Where in my post did I say that? Are you reading different words than what appear on the screen?
 
I was saying everyone was shocked to see the towers come down.

Bzzzzzzzzzzzzzzzzzzzzzzzt! WRONG!

A friend of mine and I both thought they would collapse......adding us to a long list of people who thought the same.

Do you have any other false assertions we can help you with (I know you do ;))?
 
Well I don't know Spanish, but I'll take your word for it. In the above post I gave clear examples of structural engineers that by definition were surprised the towers came down. No, no where in this thread was it "shown otherwise"
Not the wisest examples to use. The engineers who designed the towers had an emotional involvement that could affect their capacity of assessing the situation. I'm more interested in what independent parties said. I've provided three examples of architects expecting it. In one of the examples, four of them note explicitly that they knew the structure of the towers, and all four believed they would fall.
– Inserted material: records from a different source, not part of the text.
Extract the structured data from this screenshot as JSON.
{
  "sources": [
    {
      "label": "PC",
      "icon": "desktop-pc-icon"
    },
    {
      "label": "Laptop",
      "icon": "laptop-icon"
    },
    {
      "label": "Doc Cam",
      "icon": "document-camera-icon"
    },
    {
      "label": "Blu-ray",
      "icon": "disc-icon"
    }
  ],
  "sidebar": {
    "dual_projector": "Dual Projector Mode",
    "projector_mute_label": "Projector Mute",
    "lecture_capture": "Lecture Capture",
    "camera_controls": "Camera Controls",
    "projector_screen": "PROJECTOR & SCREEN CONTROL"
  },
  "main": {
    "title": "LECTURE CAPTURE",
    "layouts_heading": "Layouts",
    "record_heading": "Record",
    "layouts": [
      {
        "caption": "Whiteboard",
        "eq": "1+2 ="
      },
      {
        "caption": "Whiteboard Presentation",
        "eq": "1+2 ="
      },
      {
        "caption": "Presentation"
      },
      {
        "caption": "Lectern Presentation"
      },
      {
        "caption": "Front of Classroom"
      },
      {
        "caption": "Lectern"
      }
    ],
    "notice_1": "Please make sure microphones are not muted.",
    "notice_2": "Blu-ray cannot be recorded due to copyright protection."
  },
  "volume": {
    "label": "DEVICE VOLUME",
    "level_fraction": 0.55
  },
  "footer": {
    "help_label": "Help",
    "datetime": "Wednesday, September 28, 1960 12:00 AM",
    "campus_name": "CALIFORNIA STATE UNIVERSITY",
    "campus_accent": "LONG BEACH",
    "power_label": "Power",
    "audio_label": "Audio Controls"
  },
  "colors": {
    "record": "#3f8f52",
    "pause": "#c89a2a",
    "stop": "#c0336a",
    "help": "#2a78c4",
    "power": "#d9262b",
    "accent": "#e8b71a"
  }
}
Google Translate did a fairly good job on the quotes, by the way, in case you're interested in the contents:

http://translate.google.com/transla.../forums/showpost.php?p=8325132&postcount=2249

("ojímetro" is slang meaning eyeballing, literally "eye-meter")
 
tmd2_1 and TZ are engaging in a combination of Call To Perfection Fallacy, Equivocation Fallacy and Arguments from Incredulity.
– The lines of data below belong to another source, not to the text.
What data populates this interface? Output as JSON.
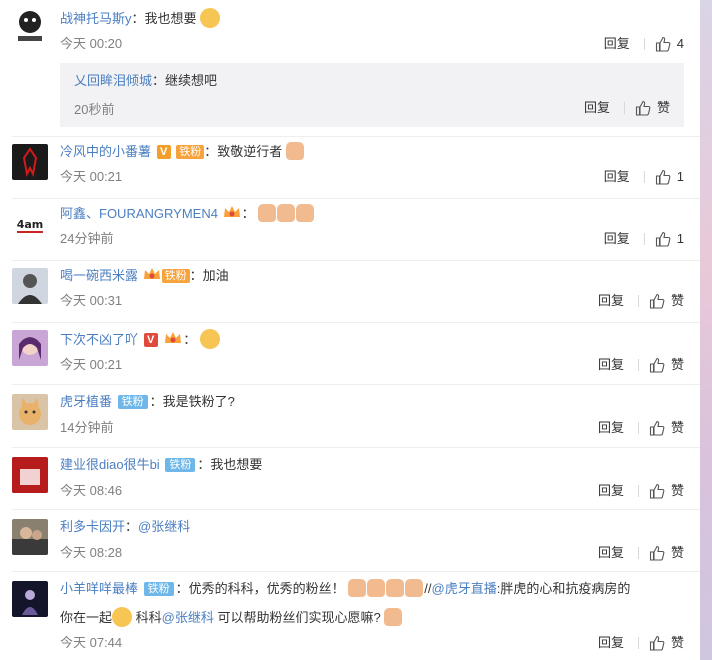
{
  "comments": [
    {
      "user": "战神托马斯y",
      "sep": "：",
      "text": "我也想要",
      "time": "今天 00:20",
      "reply_label": "回复",
      "likes": "4",
      "subreply": {
        "user": "乂回眸泪倾城",
        "sep": "：",
        "text": "继续想吧",
        "time": "20秒前",
        "reply_label": "回复",
        "likes": "赞"
      }
    },
    {
      "user": "冷风中的小番薯",
      "badge": "铁粉",
      "sep": "：",
      "text": "致敬逆行者",
      "time": "今天 00:21",
      "reply_label": "回复",
      "likes": "1"
    },
    {
      "user": "阿鑫、FOURANGRYMEN4",
      "sep": "：",
      "text": "",
      "time": "24分钟前",
      "reply_label": "回复",
      "likes": "1"
    },
    {
      "user": "喝一碗西米露",
      "badge": "铁粉",
      "sep": "：",
      "text": "加油",
      "time": "今天 00:31",
      "reply_label": "回复",
      "likes": "赞"
    },
    {
      "user": "下次不凶了吖",
      "sep": "：",
      "text": "",
      "time": "今天 00:21",
      "reply_label": "回复",
      "likes": "赞"
    },
    {
      "user": "虎牙植番",
      "badge": "铁粉",
      "sep": "：",
      "text": "我是铁粉了?",
      "time": "14分钟前",
      "reply_label": "回复",
      "likes": "赞"
    },
    {
      "user": "建业很diao很牛bi",
      "badge": "铁粉",
      "sep": "：",
      "text": "我也想要",
      "time": "今天 08:46",
      "reply_label": "回复",
      "likes": "赞"
    },
    {
      "user": "利多卡因开",
      "sep": "：",
      "text": "@张继科",
      "time": "今天 08:28",
      "reply_label": "回复",
      "likes": "赞"
    },
    {
      "user": "小羊咩咩最棒",
      "badge": "铁粉",
      "sep": "：",
      "text": "优秀的科科，优秀的粉丝！",
      "text_a": "//",
      "mention_a": "@虎牙直播",
      "text_b": ":胖虎的心和抗疫病房的",
      "line2_a": "你在一起",
      "line2_b": " 科科",
      "mention_b": "@张继科",
      "line2_c": " 可以帮助粉丝们实现心愿嘛?",
      "time": "今天 07:44",
      "reply_label": "回复",
      "likes": "赞"
    }
  ],
  "colors": {
    "username": "#eb7350",
    "username_alt": "#4b7fc1",
    "text": "#333333",
    "meta": "#808080",
    "fan_badge": "#6fb7e8"
  }
}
When confronted with the fact that FDNY expected 7 to collapse, partly due to an unidentified engineer's assessment, they invoke the Call To Perfection fallacy, demanding that it would be impossible to make this prediction without understanding EXACTLY how it was going to collapse.

When confronted with an EXACT explanation of the collapse they immediately deflect it by claiming variously (insert your argument from incredulity here) that the freefall somehow invalidates the explanation - actually that is just a simple lie, but it's disguised as an incredulous statement. You see, the equivocation is that somehow Freefall = CD, but that is actually not a scientific fact; Truthers have simply come to believe this by conflating freefall with CD.
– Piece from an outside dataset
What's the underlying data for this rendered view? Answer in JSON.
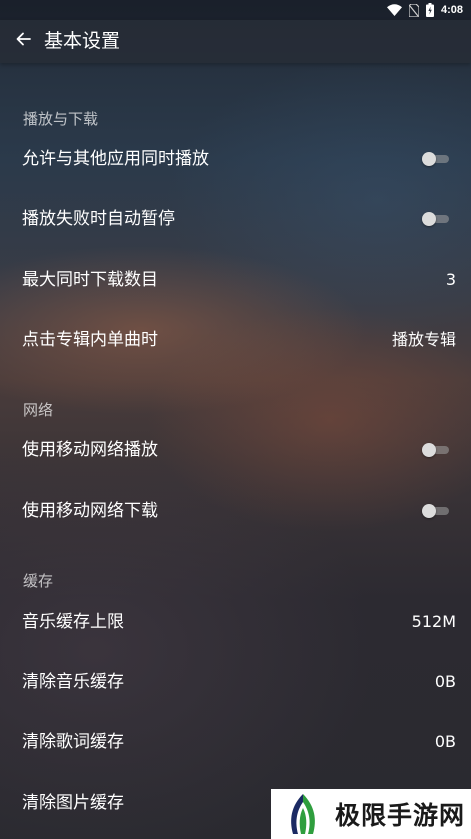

The gist of all this is that they handwave everything away, whether it's an off-the-cuff estimate on the day or a multiyear investigation. None of it, they claim, is valid - except of course their claims.

In my experience this form of argumentation is not different from that of no-planers or steel-to-foam/dust theorists. It relies heavily on refusing to accept any evidence or analysis which contradicts the conspiracists claim.
 
Not the wisest examples to use. The engineers who designed the towers had an emotional involvement that could affect their capacity of assessing the situation.
That's the impression I got watching deMartini say "several" plane impacts could be withstood as they would just be pinpricks of the mesh design of the WTC (in the first video tmd linked).


("ojímetro" is slang meaning eyeballing, literally "eye-meter")
Sweet. I hadn't heard this before - like it.